Both the Keplerian model and the ADAF model presented here do not satisfy general relativistic inner boundary conditions. For example, since a black hole cannot support shear stress, the torque at the event horizon must be zero (Gammie and Popham 1998). And although the spectral calculations might be general relativistic, the dynamical equations for both models are not. Calculations using pseudo-Newtonian gravity so that Φ  = −GM/(r −r_s) and Ω² = GM/(r (r −r_s)) have been done for ADAFs (Narayan et al 1997, Chen et al 1997) even in a Kerr metric where the black hole is no longer assumed to be non-rotating (Gammie and Popham 1998). Deviations within ∼5 r_s are significant but do not appear to change the resulting spectrum substantially.

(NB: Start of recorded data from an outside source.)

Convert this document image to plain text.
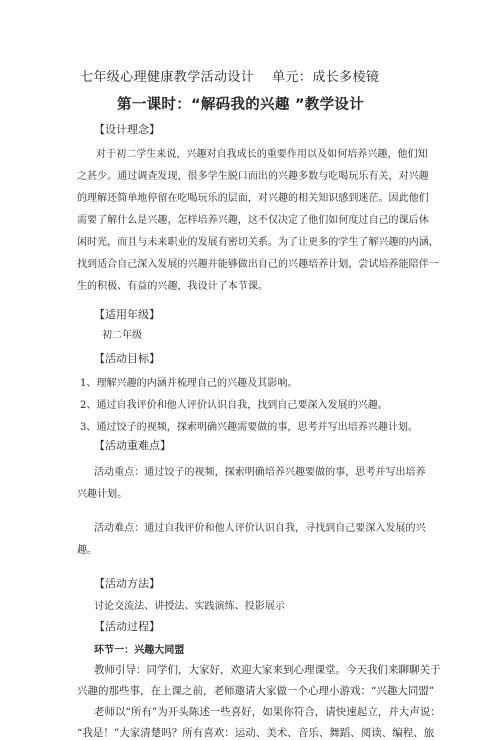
七年级心理健康教学活动设计　 单元：成长多棱镜
第一课时：“解码我的兴趣 ”教学设计
【设计理念】
对于初二学生来说，兴趣对自我成长的重要作用以及如何培养兴趣，他们知
之甚少。通过调查发现，很多学生脱口而出的兴趣多数与吃喝玩乐有关，对兴趣
的理解还简单地停留在吃喝玩乐的层面，对兴趣的相关知识感到迷茫。因此他们
需要了解什么是兴趣，怎样培养兴趣，这不仅决定了他们如何度过自己的课后休
闲时光，而且与未来职业的发展有密切关系。为了让更多的学生了解兴趣的内涵，
找到适合自己深入发展的兴趣并能够做出自己的兴趣培养计划，尝试培养能陪伴一
生的积极、有益的兴趣，我设计了本节课。
【适用年级】
初二年级
【活动目标】
1、理解兴趣的内涵并梳理自己的兴趣及其影响。
2、通过自我评价和他人评价认识自我，找到自己要深入发展的兴趣。
3、通过饺子的视频，探索明确兴趣需要做的事，思考并写出培养兴趣计划。
【活动重难点】
活动重点：通过饺子的视频，探索明确培养兴趣要做的事，思考并写出培养
兴趣计划。
活动难点：通过自我评价和他人评价认识自我，寻找到自己要深入发展的兴
趣。
【活动方法】
讨论交流法、讲授法、实践演练、投影展示
【活动过程】
环节一：兴趣大同盟
教师引导：同学们，大家好，欢迎大家来到心理课堂。今天我们来聊聊关于
兴趣的那些事，在上课之前，老师邀请大家做一个心理小游戏：“兴趣大同盟”
老师以“所有”为开头陈述一些喜好，如果你符合，请快速起立，并大声说：
“我是！”大家清楚吗？所有喜欢：运动、美术、音乐、舞蹈、阅读、编程、旅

The condition that Γ >> Λ, it is seen that the entropy of the accreting gas in an ADAF increases as it falls inward. Thus, according to the Schwarzschild condition, ADAFs are unstable to convection (Narayan et al 2000). Calculations of ADAFs which include hydrothermal convection (Quataert and Gruzinov 2000) show that angular momentum is transported inward, resulting in a flatter density profile (ρ ∝ r^−1/2) (CDAFs, convection dominated accretion flows). However, while some MHD calculations confirm this (Igumenshchev and Narayan 2002), others show that in the presence of turbulent magnetic fields, the net result of convection is to transport angular momentum outward (Hawley et al 2001). So although it is not certain what the effect of convection is when both resistive and viscous heating are present, it does appear that ADAF models which include convection without a more complete handling of the magnetic field are not self-consistent (Balbus and Hawley 2002).

A fundamental assumption of two-temperature ADAFs is that viscous heating followed by rapid accretion leads to a decoupling of the ions from the electrons. Although it has been shown that the Coulomb coupling itself may be too weak to maintain a thermal equilibrium, other mechanisms may prevent the formation of a two-temperature plasma. For example, Alfvenic turbulence or plasma waves in the presence of a magnetic field in thermal equipartition preferentially heats the electrons (Begelman and Chiueh 1988, Quataert and Gruzinov 1999). If such turbulence is due to collisionless shocks, the resulting heating rate will exceed the Coulomb rate, Γ^ie, if M > 3×10⁴ M_ּ (Narayan and Yi 1995b). Thus, although ADAFs may be applicable to XRBs, for Sgr A^*, where M = 2.6 × 10⁶ M_ּ, it is not at all clear that a stable large-scale two-temperature plasma develops.